Five High-Cost Patient Groups

John M Westfall 1,, Kim Griswold 2
PMCID: PMC5570753  PMID: 28653230

Dear Editor,

We agree with Lee et al.1 and Kanzaria and Hoffman2 that individual high-utilizer patients, aka “hot spots,” are not the problem. While we agree that high utilization may represent a failure of the current healthcare system, we also believe high utilization goes beyond a failure of U.S. healthcare and represents a disintegration of our community social determinants of health. Hot-spotting identifies individual patients with high utilization of emergency and hospital care and aims to provide individual services to improve individual health.

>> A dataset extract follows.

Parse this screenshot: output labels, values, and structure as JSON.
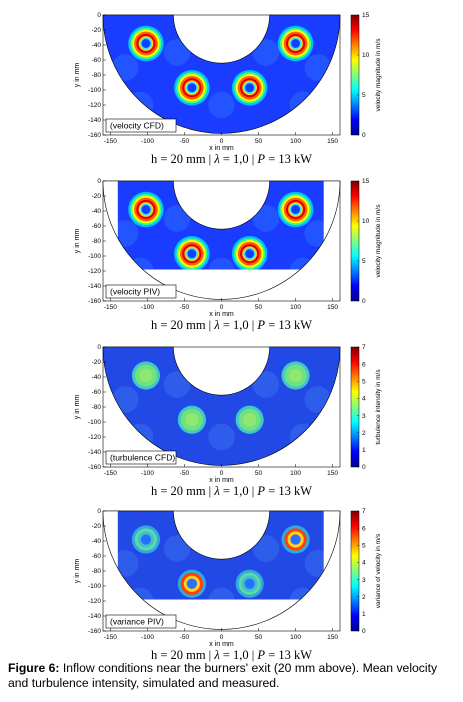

It is effective at reducing the number of hospitalizations by replacing acute illness care with comprehensive chronic disease management, community health workers, and improved home care and self-management.3 “Cold spots” are communities where the social determinants of health, community organizations, public and community health, and access to integrated primary care and behavioral health have broken down. Cold-spotting derives from the 1967 Folsom Report4 that promotes building communities of solution by identifying and addressing the local problem sheds, that is, the community or region suffering a particular health problem.5 A community of solution addresses that problem shed by identifying the local community assets, bringing them together to improve the social determinants of health. As Lee et al. found, the healthcare problems and exorbitant costs are not just due to individual patients who show up frequently in the ER. As Kanzaria and Hoffman point out, our healthcare problems are systemic and, we might add, often community-based. The problem sheds are not in individual homes or with individual patients, “hot spots”. The problem sheds are larger, wider community cold spots. Cold-spotting can help identify the communities in need of building local assets, linking primary care, behavioral health, public health, and community organizations to create local communities of solution.6 When we address these cold spots, community health improves, and individual patients can live healthier lives.

Compliance with Ethical Standards

Conflict of Interest

The authors report no conflicts of interest.